Moderation, not elimination, is the thumb rule for just about everything in life, and fats are no exception. The Institute of Medicine's Food and Nutrition Board suggests a total dietary fat intake of 20% to 35% of daily calories for adults, with saturated fat limited to under 10% of that total. ICMR-NIN's own 2024 dietary guidelines for India echo this, advising that oils and fats be used in moderation while sourcing them from a variety of oilseeds, nuts, and legumes to meet daily essential fatty acid needs.
Coming down to what Indians need, given that fats are essentially in everything from processed food to the butter and ghee in dosas and parathas is important to look at. Visible fats such as butter, ghee, and vanaspati are a concentrated source of energy at roughly 9 kcal per gram, and ICMR-NIN's broader guidance is to keep adequate but not excessive quantities of good-quality fat in the diet, with a sufficient proportion coming from polyunsaturated fatty acids in the right balance. At the same time, the same body of guidance flags excess as a risk. Adults are specifically cautioned to restrict saturated fat from sources like butter, ghee, and hydrogenated fats, since excess intake can contribute to obesity and diabetes.
Swap one cooking oil for another periodically; rotating between olive, mustard, and sesame oil avoids over-reliance on a single fatty acid profile.
Read labels for ‘partially hydrogenated’ oils, since this phrase signals artificial trans fat content even when a product appears otherwise healthy.
Pair fat-soluble vitamin sources, like leafy greens for vitamin K or carrots for vitamin A, with a fat source in the same meal to actually absorb the nutrient.
Choose whole-food fat sources like nuts, seeds, and fish over processed snacks marketed as ‘low-fat’, since these are frequently compensated with added sugar instead.

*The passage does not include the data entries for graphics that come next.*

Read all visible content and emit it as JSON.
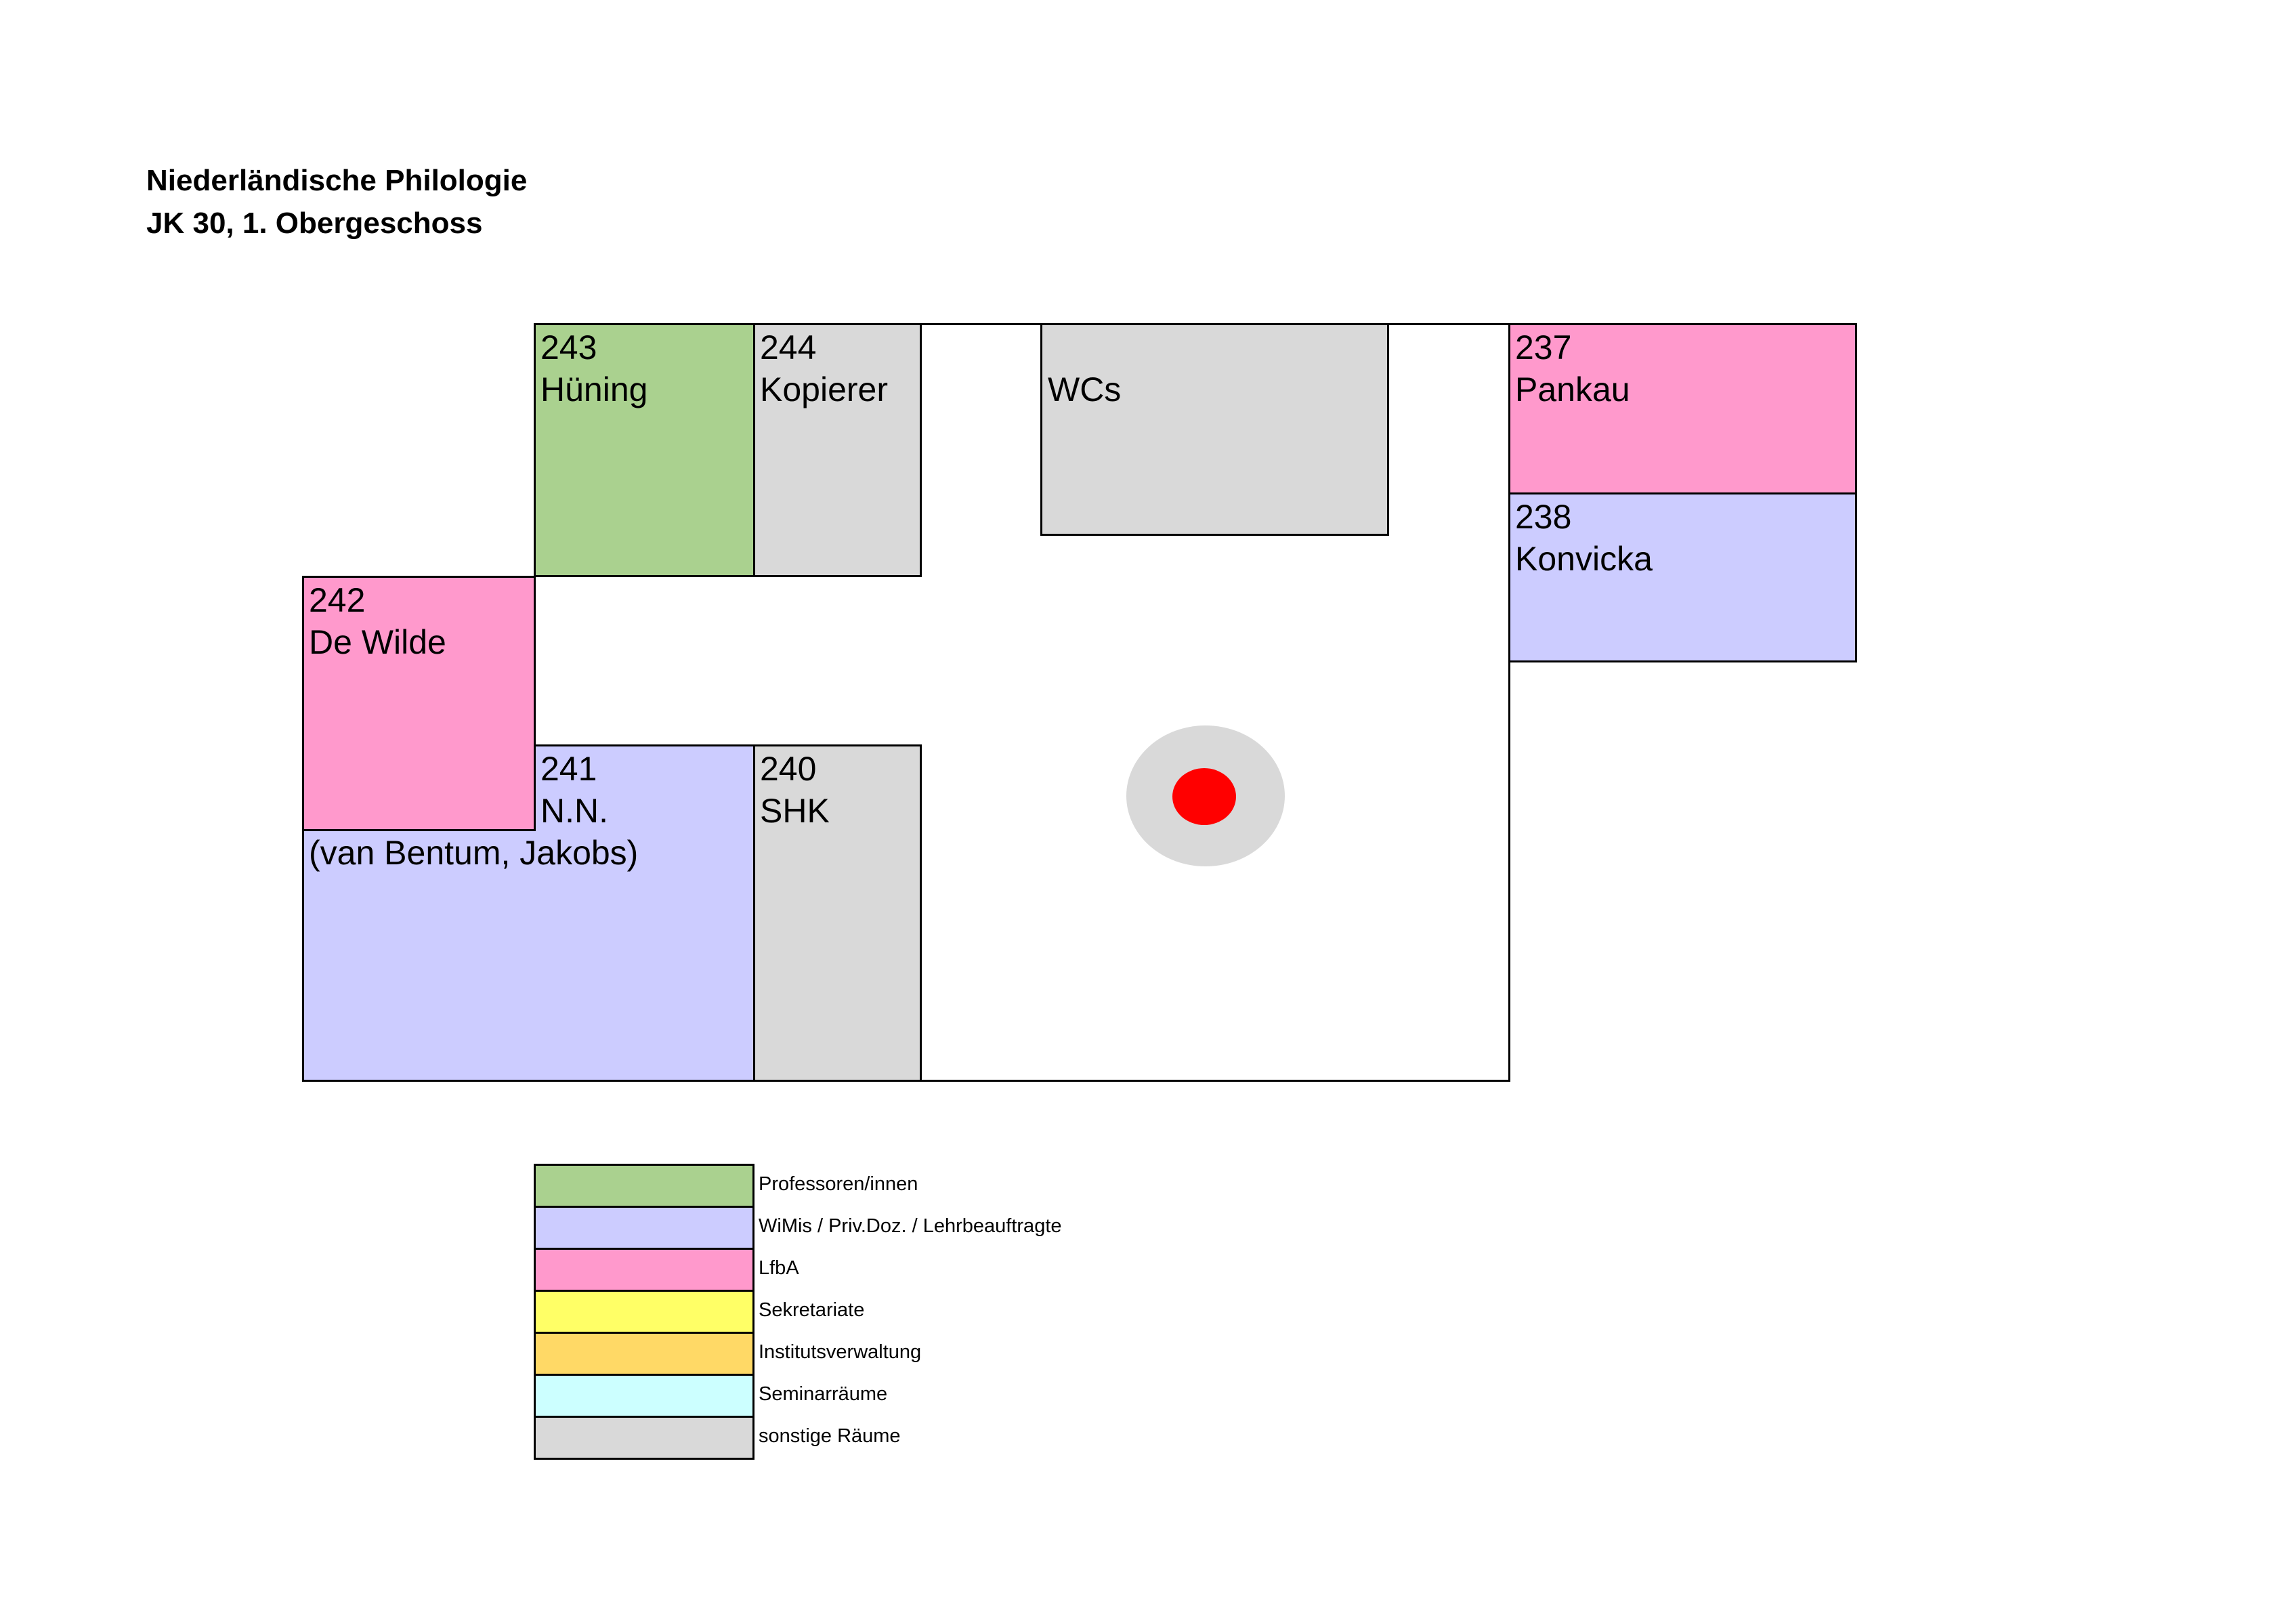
{
  "header": {
    "title": "Niederländische Philologie",
    "subtitle": "JK 30, 1. Obergeschoss"
  },
  "rooms": {
    "r243": {
      "number": "243",
      "name": "Hüning",
      "category": "prof"
    },
    "r244": {
      "number": "244",
      "name": "Kopierer",
      "category": "other"
    },
    "wcs": {
      "number": "",
      "name": "WCs",
      "category": "other"
    },
    "r237": {
      "number": "237",
      "name": "Pankau",
      "category": "lfba"
    },
    "r238": {
      "number": "238",
      "name": "Konvicka",
      "category": "wimi"
    },
    "r242": {
      "number": "242",
      "name": "De Wilde",
      "category": "lfba"
    },
    "r241": {
      "number": "241",
      "name": "N.N.",
      "note": "(van Bentum, Jakobs)",
      "category": "wimi"
    },
    "r240": {
      "number": "240",
      "name": "SHK",
      "category": "other"
    }
  },
  "marker": {
    "meaning": "you-are-here",
    "color": "#ff0000",
    "halo_color": "#d9d9d9"
  },
  "legend": {
    "items": [
      {
        "label": "Professoren/innen",
        "color": "#aad18f"
      },
      {
        "label": "WiMis / Priv.Doz. / Lehrbeauftragte",
        "color": "#ccccff"
      },
      {
        "label": "LfbA",
        "color": "#ff99cc"
      },
      {
        "label": "Sekretariate",
        "color": "#ffff66"
      },
      {
        "label": "Institutsverwaltung",
        "color": "#ffd966"
      },
      {
        "label": "Seminarräume",
        "color": "#ccffff"
      },
      {
        "label": "sonstige Räume",
        "color": "#d9d9d9"
      }
    ]
  }
}
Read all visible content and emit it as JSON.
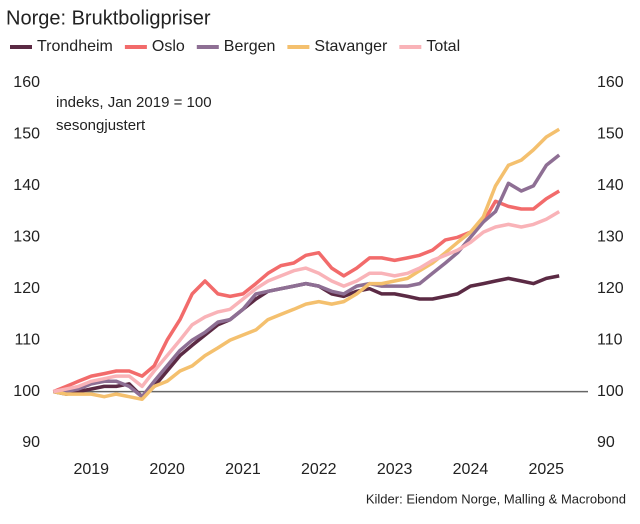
{
  "chart_data": {
    "type": "line",
    "title": "Norge: Bruktboligpriser",
    "annotations": [
      "indeks, Jan 2019 = 100",
      "sesongjustert"
    ],
    "source": "Kilder: Eiendom Norge, Malling & Macrobond",
    "x": [
      2019.0,
      2019.17,
      2019.33,
      2019.5,
      2019.67,
      2019.83,
      2020.0,
      2020.17,
      2020.33,
      2020.5,
      2020.67,
      2020.83,
      2021.0,
      2021.17,
      2021.33,
      2021.5,
      2021.67,
      2021.83,
      2022.0,
      2022.17,
      2022.33,
      2022.5,
      2022.67,
      2022.83,
      2023.0,
      2023.17,
      2023.33,
      2023.5,
      2023.67,
      2023.83,
      2024.0,
      2024.17,
      2024.33,
      2024.5,
      2024.67,
      2024.83,
      2025.0,
      2025.17,
      2025.33,
      2025.5,
      2025.67
    ],
    "xlim": [
      2018.85,
      2026.05
    ],
    "xticks": [
      {
        "value": 2019.5,
        "label": "2019"
      },
      {
        "value": 2020.5,
        "label": "2020"
      },
      {
        "value": 2021.5,
        "label": "2021"
      },
      {
        "value": 2022.5,
        "label": "2022"
      },
      {
        "value": 2023.5,
        "label": "2023"
      },
      {
        "value": 2024.5,
        "label": "2024"
      },
      {
        "value": 2025.5,
        "label": "2025"
      }
    ],
    "ylim": [
      90,
      160
    ],
    "yticks": [
      90,
      100,
      110,
      120,
      130,
      140,
      150,
      160
    ],
    "y2lim": [
      90,
      160
    ],
    "y2ticks": [
      90,
      100,
      110,
      120,
      130,
      140,
      150,
      160
    ],
    "reference_line": 100,
    "grid": false,
    "legend": "top",
    "series": [
      {
        "name": "Trondheim",
        "color": "#5b2a44",
        "values": [
          100,
          99.5,
          100,
          100.5,
          101,
          101,
          101.5,
          99,
          101,
          104,
          107,
          109,
          111,
          113,
          114,
          116,
          118,
          119.5,
          120,
          120.5,
          121,
          120.5,
          119,
          118.5,
          119.5,
          120,
          119,
          119,
          118.5,
          118,
          118,
          118.5,
          119,
          120.5,
          121,
          121.5,
          122,
          121.5,
          121,
          122,
          122.5
        ]
      },
      {
        "name": "Oslo",
        "color": "#f26b6b",
        "values": [
          100,
          101,
          102,
          103,
          103.5,
          104,
          104,
          103,
          105,
          110,
          114,
          119,
          121.5,
          119,
          118.5,
          119,
          121,
          123,
          124.5,
          125,
          126.5,
          127,
          124,
          122.5,
          124,
          126,
          126,
          125.5,
          126,
          126.5,
          127.5,
          129.5,
          130,
          131,
          133,
          137,
          136,
          135.5,
          135.5,
          137.5,
          139
        ]
      },
      {
        "name": "Bergen",
        "color": "#8e6f94",
        "values": [
          100,
          100,
          100.5,
          101.5,
          102,
          102,
          101,
          99,
          102,
          105,
          108,
          110,
          111.5,
          113.5,
          114,
          116,
          119,
          119.5,
          120,
          120.5,
          121,
          120.5,
          119.5,
          119,
          120.5,
          121,
          120.5,
          120.5,
          120.5,
          121,
          123,
          125,
          127,
          130,
          133,
          135,
          140.5,
          139,
          140,
          144,
          146
        ]
      },
      {
        "name": "Stavanger",
        "color": "#f4c06e",
        "values": [
          100,
          99.5,
          99.5,
          99.5,
          99,
          99.5,
          99,
          98.5,
          101,
          102,
          104,
          105,
          107,
          108.5,
          110,
          111,
          112,
          114,
          115,
          116,
          117,
          117.5,
          117,
          117.5,
          119,
          121,
          121,
          121.5,
          122,
          123.5,
          125,
          127,
          129,
          131,
          134,
          140,
          144,
          145,
          147,
          149.5,
          151
        ]
      },
      {
        "name": "Total",
        "color": "#f9b3b8",
        "values": [
          100,
          100.5,
          101,
          102,
          102.5,
          103,
          103,
          101,
          104,
          107,
          110,
          113,
          114.5,
          115.5,
          116,
          118,
          120,
          121.5,
          122.5,
          123.5,
          124,
          123,
          121.5,
          120.5,
          121.5,
          123,
          123,
          122.5,
          123,
          124,
          125.5,
          126.5,
          127.5,
          129,
          131,
          132,
          132.5,
          132,
          132.5,
          133.5,
          135
        ]
      }
    ]
  }
}
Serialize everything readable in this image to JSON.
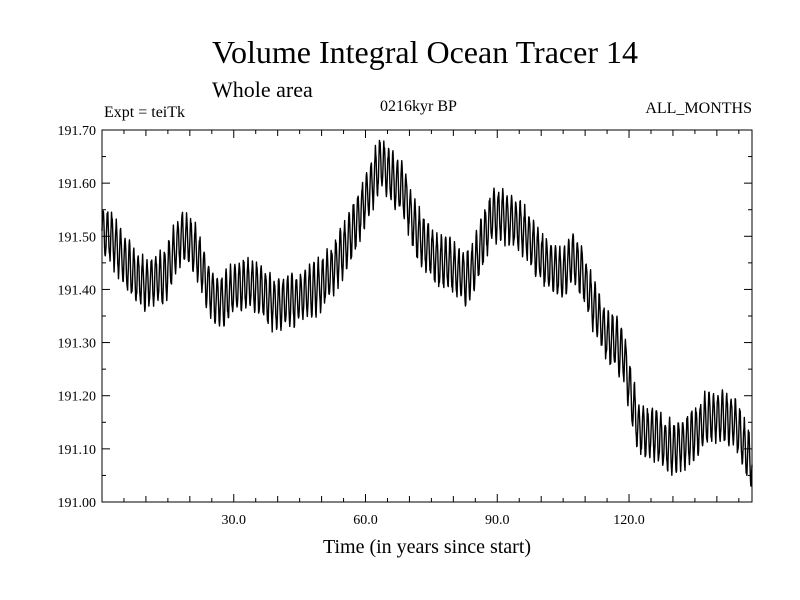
{
  "chart_data": {
    "type": "line",
    "title": "Volume Integral Ocean Tracer 14",
    "subtitle": "Whole area",
    "experiment_label": "Expt = teiTk",
    "period_label": "0216kyr BP",
    "months_label": "ALL_MONTHS",
    "xlabel": "Time (in years since start)",
    "ylabel": "",
    "xlim": [
      0,
      148
    ],
    "ylim": [
      191.0,
      191.7
    ],
    "x_ticks": [
      30,
      60,
      90,
      120
    ],
    "x_tick_labels": [
      "30.0",
      "60.0",
      "90.0",
      "120.0"
    ],
    "y_ticks": [
      191.0,
      191.1,
      191.2,
      191.3,
      191.4,
      191.5,
      191.6,
      191.7
    ],
    "y_tick_labels": [
      "191.00",
      "191.10",
      "191.20",
      "191.30",
      "191.40",
      "191.50",
      "191.60",
      "191.70"
    ],
    "grid": false,
    "line_color": "#000000",
    "seasonal_amplitude": 0.045,
    "series": [
      {
        "x": [
          0,
          2,
          4,
          6,
          8,
          10,
          12,
          14,
          16,
          18,
          20,
          22,
          24,
          26,
          28,
          30,
          32,
          34,
          36,
          38,
          40,
          42,
          44,
          46,
          48,
          50,
          52,
          54,
          56,
          58,
          60,
          62,
          63.5,
          65,
          67,
          69,
          71,
          73,
          75,
          77,
          79,
          81,
          83,
          85,
          87,
          89,
          91,
          93,
          95,
          97,
          99,
          101,
          103,
          105,
          107,
          109,
          111,
          113,
          115,
          117,
          119,
          120,
          121,
          122,
          124,
          126,
          128,
          130,
          132,
          134,
          136,
          138,
          140,
          142,
          144,
          146,
          148
        ],
        "y": [
          191.51,
          191.5,
          191.47,
          191.44,
          191.42,
          191.41,
          191.42,
          191.42,
          191.46,
          191.5,
          191.49,
          191.46,
          191.41,
          191.38,
          191.38,
          191.4,
          191.41,
          191.41,
          191.4,
          191.38,
          191.37,
          191.38,
          191.38,
          191.39,
          191.4,
          191.41,
          191.43,
          191.46,
          191.49,
          191.53,
          191.57,
          191.61,
          191.64,
          191.62,
          191.6,
          191.58,
          191.52,
          191.49,
          191.47,
          191.45,
          191.45,
          191.43,
          191.42,
          191.45,
          191.5,
          191.54,
          191.54,
          191.53,
          191.52,
          191.5,
          191.47,
          191.45,
          191.44,
          191.43,
          191.46,
          191.44,
          191.39,
          191.35,
          191.31,
          191.3,
          191.27,
          191.22,
          191.18,
          191.14,
          191.13,
          191.13,
          191.11,
          191.1,
          191.11,
          191.12,
          191.14,
          191.16,
          191.16,
          191.16,
          191.15,
          191.11,
          191.07
        ]
      }
    ]
  }
}
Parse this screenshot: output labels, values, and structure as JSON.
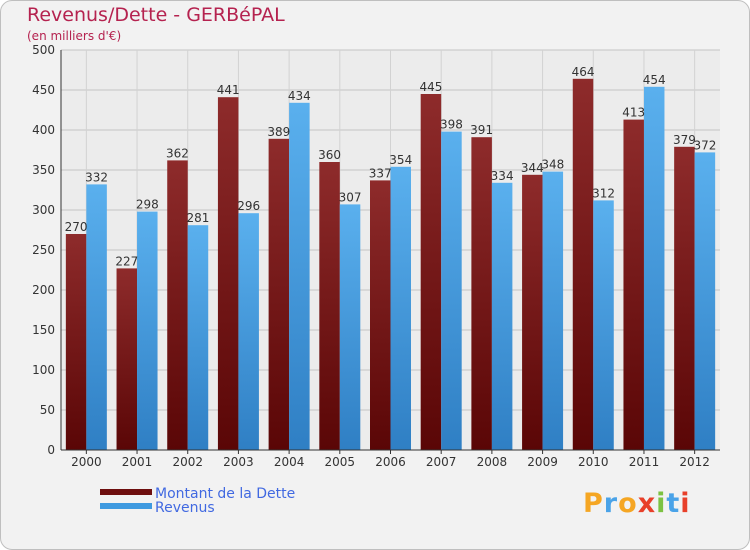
{
  "header": {
    "title": "Revenus/Dette - GERBéPAL",
    "subtitle": "(en milliers d'€)"
  },
  "chart_data": {
    "type": "bar",
    "title": "Revenus/Dette - GERBéPAL",
    "subtitle": "(en milliers d'€)",
    "xlabel": "",
    "ylabel": "",
    "ylim": [
      0,
      500
    ],
    "yticks": [
      0,
      50,
      100,
      150,
      200,
      250,
      300,
      350,
      400,
      450,
      500
    ],
    "grid": true,
    "legend_position": "bottom-left",
    "categories": [
      "2000",
      "2001",
      "2002",
      "2003",
      "2004",
      "2005",
      "2006",
      "2007",
      "2008",
      "2009",
      "2010",
      "2011",
      "2012"
    ],
    "series": [
      {
        "name": "Montant de la Dette",
        "color": "#8b1a1a",
        "values": [
          270,
          227,
          362,
          441,
          389,
          360,
          337,
          445,
          391,
          344,
          464,
          413,
          379
        ]
      },
      {
        "name": "Revenus",
        "color": "#4aa3e8",
        "values": [
          332,
          298,
          281,
          296,
          434,
          307,
          354,
          398,
          334,
          348,
          312,
          454,
          372
        ]
      }
    ]
  },
  "legend": {
    "items": [
      {
        "label": "Montant de la Dette",
        "color": "#6e0f0f"
      },
      {
        "label": "Revenus",
        "color": "#3f9ae0"
      }
    ]
  },
  "logo": {
    "letters": [
      "P",
      "r",
      "o",
      "x",
      "i",
      "t",
      "i"
    ],
    "colors": [
      "#f5a623",
      "#4aa3e8",
      "#f5a623",
      "#e8402a",
      "#7cc242",
      "#4aa3e8",
      "#e8402a"
    ]
  }
}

Don't chase a single ‘best’ fat; a rotation of oily fish, nuts, seeds, and good-quality oils covers a broader range of essential fatty acids than any one source alone.
Decades of ‘low-fat’ messaging left a lot of people avoiding the very nutrients their hormones, vitamins, and recovery depend on. With obesity and diabetes numbers on the rise, and a cause for serious concern in the country, it’s time people made conscious choices, choosing good fats over the bad fats and moderating their diet. The research is fairly settled at this point, and it was never about cutting fat but making better dietary choices to lead a healthier life.
Good fats are monounsaturated and polyunsaturated fats from plants and fish that support heart and metabolic health, unlike saturated and trans fats, which raise harmful cholesterol levels.